As 2012 came to a close and 2013 was heralded in with the usual festivities, analysts looked into their crystal ball to see what might be in store for the energy sector in 2013. Whether or not you buy in to the superstition of “unlucky 13,” there is consensus that for Canada’s oil sands industry, 2013 will shape up to be a pivotally important year. Here’s why:
Canadian Oil Has Been Selling at a Growing Discount
Alberta oil sands crude has been selling at a whopping $55 discount to the Brent crude price, costing Canada as much as $2.5 billion a month, according to Charles St-Arnaud, an economist with Nomura Securities International. Limited markets due to lack of infrastructure are partially to blame. Canadian politicians are “deferential to the differential” as Calgary columnist Stephen Ewart puts it, and 2013 will see Canada considering all options to get oil sands crude to U.S. and other international markets. Not willing to close any doors, potential projects include two proposed pipelines to British Columbia’s West Coast, the Keystone XL pipeline to the United States, and reversal of pipelines to bring Alberta’s crude to Eastern Canada. 2013 will be an important year for the approval of these critical energy infrastructure projects.

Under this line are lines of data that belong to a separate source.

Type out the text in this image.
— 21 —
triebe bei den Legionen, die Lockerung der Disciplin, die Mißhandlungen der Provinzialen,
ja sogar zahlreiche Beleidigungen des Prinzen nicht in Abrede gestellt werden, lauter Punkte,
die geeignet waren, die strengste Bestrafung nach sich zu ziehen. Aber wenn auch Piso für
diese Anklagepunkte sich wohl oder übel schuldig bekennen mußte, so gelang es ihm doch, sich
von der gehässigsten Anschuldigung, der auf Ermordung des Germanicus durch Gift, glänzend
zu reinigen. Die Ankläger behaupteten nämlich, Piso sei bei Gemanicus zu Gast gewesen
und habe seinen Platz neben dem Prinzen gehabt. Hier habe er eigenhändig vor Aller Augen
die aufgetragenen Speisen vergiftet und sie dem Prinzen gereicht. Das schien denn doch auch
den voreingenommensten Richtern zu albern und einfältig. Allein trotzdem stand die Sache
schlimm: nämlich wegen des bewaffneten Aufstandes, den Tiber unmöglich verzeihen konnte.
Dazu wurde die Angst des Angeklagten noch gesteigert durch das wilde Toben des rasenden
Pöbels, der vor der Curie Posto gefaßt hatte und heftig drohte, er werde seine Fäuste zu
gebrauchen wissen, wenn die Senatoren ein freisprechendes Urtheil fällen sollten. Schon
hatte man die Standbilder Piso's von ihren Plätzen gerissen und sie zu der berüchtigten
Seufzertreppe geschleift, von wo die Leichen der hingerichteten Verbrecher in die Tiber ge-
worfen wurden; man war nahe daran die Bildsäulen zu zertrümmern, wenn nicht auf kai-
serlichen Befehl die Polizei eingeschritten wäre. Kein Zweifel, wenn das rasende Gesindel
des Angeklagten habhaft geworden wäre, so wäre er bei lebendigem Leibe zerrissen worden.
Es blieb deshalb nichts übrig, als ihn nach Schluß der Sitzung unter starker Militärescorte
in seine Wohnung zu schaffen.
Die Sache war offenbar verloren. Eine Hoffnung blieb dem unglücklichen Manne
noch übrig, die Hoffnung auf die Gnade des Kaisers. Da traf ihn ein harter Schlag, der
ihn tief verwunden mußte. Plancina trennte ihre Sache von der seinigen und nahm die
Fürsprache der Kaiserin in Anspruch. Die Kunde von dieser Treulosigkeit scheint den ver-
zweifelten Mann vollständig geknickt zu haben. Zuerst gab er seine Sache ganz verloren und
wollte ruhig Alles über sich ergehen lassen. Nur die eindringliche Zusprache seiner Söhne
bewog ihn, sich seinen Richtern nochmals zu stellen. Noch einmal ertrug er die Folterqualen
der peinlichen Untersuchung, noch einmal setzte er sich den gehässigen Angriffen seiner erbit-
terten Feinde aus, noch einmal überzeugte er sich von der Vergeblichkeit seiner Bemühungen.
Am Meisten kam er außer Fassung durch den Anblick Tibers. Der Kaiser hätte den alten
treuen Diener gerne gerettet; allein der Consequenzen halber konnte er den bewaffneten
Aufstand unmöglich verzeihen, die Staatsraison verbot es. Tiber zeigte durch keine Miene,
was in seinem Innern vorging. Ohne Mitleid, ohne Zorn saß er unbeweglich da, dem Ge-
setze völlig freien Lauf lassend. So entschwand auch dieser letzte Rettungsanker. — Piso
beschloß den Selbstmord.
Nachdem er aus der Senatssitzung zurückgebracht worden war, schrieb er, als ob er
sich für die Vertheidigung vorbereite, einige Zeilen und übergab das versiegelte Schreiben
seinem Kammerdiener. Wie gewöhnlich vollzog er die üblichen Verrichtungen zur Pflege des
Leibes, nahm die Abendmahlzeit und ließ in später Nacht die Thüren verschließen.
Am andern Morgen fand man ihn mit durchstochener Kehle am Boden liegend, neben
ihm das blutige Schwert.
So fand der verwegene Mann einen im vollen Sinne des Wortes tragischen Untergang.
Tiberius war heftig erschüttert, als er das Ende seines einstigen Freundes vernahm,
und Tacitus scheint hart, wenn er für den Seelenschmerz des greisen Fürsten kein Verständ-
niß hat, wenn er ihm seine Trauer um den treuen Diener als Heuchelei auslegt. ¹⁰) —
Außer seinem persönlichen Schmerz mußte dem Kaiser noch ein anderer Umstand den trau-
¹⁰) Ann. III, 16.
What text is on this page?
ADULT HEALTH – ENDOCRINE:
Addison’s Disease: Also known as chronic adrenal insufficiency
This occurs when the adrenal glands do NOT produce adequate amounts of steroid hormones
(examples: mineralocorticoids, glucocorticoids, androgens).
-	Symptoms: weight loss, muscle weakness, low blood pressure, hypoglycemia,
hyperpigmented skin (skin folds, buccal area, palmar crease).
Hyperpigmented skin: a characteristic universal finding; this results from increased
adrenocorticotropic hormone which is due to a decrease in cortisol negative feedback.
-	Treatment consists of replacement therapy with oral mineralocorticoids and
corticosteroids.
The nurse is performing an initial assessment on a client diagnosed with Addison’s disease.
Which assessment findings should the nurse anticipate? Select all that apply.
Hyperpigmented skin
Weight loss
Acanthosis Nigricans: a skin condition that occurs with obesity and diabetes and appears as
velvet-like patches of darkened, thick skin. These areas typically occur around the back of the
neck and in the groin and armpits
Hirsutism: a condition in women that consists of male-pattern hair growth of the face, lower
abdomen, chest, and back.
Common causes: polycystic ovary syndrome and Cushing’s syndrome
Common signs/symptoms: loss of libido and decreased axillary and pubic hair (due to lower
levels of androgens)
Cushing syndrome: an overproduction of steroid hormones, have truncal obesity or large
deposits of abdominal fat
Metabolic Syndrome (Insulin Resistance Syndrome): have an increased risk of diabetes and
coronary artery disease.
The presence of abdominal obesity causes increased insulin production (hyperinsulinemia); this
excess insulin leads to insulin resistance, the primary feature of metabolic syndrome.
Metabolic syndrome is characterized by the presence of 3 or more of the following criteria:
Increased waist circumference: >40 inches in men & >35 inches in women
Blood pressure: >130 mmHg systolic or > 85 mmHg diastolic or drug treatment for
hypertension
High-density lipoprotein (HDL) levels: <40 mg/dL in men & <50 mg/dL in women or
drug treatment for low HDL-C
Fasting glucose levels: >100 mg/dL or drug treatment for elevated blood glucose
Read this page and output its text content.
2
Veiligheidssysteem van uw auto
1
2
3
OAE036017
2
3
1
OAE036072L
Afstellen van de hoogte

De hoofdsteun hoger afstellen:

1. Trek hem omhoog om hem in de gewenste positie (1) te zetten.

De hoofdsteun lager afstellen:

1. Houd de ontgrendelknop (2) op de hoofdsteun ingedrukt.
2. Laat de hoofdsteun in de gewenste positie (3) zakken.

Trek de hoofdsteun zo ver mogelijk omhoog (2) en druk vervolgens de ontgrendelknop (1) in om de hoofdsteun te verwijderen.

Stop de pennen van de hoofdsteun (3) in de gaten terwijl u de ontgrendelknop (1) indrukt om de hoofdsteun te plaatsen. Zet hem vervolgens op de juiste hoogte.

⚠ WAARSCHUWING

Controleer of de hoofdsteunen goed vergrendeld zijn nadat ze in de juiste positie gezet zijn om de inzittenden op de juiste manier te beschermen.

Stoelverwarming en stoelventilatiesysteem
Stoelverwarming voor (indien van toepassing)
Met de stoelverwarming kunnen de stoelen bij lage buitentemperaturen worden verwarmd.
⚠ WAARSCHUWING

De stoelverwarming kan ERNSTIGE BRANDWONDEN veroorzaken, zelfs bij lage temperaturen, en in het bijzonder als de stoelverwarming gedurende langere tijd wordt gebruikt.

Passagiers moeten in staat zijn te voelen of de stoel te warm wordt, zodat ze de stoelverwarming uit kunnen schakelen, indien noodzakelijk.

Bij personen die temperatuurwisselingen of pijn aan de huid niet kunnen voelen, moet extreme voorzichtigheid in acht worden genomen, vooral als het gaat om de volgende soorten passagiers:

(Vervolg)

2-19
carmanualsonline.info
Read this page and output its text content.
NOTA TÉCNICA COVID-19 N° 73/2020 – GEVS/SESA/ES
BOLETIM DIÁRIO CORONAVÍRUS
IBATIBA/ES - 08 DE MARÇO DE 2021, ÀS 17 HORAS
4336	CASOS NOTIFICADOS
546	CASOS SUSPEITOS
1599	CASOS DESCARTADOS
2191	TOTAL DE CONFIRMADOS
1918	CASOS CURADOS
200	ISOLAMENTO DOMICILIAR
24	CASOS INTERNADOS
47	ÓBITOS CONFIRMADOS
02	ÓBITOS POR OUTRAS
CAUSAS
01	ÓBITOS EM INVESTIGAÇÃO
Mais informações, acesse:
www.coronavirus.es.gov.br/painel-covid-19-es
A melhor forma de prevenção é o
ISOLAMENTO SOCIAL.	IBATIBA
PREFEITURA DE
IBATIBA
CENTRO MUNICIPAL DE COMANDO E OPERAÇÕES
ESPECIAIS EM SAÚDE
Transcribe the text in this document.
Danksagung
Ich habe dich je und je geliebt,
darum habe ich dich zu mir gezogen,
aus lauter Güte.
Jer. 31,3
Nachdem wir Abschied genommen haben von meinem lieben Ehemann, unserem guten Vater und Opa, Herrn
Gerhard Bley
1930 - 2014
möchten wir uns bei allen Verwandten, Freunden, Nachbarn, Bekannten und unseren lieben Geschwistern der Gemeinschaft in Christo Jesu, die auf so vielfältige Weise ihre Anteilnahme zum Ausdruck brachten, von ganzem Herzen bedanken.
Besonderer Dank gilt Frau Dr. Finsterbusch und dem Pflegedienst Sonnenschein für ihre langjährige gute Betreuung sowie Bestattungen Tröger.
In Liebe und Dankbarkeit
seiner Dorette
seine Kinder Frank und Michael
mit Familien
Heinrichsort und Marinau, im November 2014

Job Creation in Both Canada and the United States
With an expansion of Canadian oil sands projects, finding qualified oil patch workers is a challenge. The Canadian Petroleum Human Resources Council warns of severe labor shortages to come as new oil sands projects get underway in the next three years. In fact, companies may leave over 35 percent of these oil sands jobs unfilled due to a lack of qualified workers. Canada is looking to the United States to help fill those jobs. VetJobs, an internet job board geared toward American veterans, has partnered with Edmonton Economic Development to connect vets with oil sands employers. VetJobs CEO, Ted Daywalt, describes the opportunity as, “an ideal situation for veterans.” The work permit process is fast, the cultures are similar and the wages are high. Because the economies of Canada and the United States are so interconnected, for every two jobs created in Canada’s oil sands, one job is created in the United States according to the Canadian Energy Research Institute. We can expect more innovative programs like this in 2013 to address worker shortages.
Foreign Investment May Slow, but not Stall
Producing Canada’s oil sands requires vast amount of investment capital, which comes from both within Canada and internationally. The United States has long invested in Canada’s oil sands with companies like ExxonMobil (Imperial Oil) and Chevron forming Canadian subsidiaries to explore and produce oil in Canada. 2012 marked a new era with two foreign state-owned oil companies, Petronas and CNOOC, purchasing Canadian oil and gas companies outright. While the Canadian government stated that similar future acquisitions of Canadian oil sands companies would only be approved on an “exceptional basis,” minority participation and joint ventures are still welcome. As Asian states look to acquire strategic energy assets and technology know-how, 2013 could see numerous joint venture announcements from Asian state-owned companies in Canada’s oil sands.
While 2012 was rife with election coverage and promises, 2013 looks to be a highly charged year in its own right. In the case of Canada’s oil sands, a final decision on the Keystone XL pipeline will bring a vast and secure supply of Canadian oil to technologically advanced refineries in the US Gulf Coast , bringing with it financial benefits on both sides of the border. While this precedent setting approval process may become the new standard for infrastructure approvals, let’s hope it also paves the way for increased energy and economic security, further strengthening the world’s top trading partnership between Canada and the United States.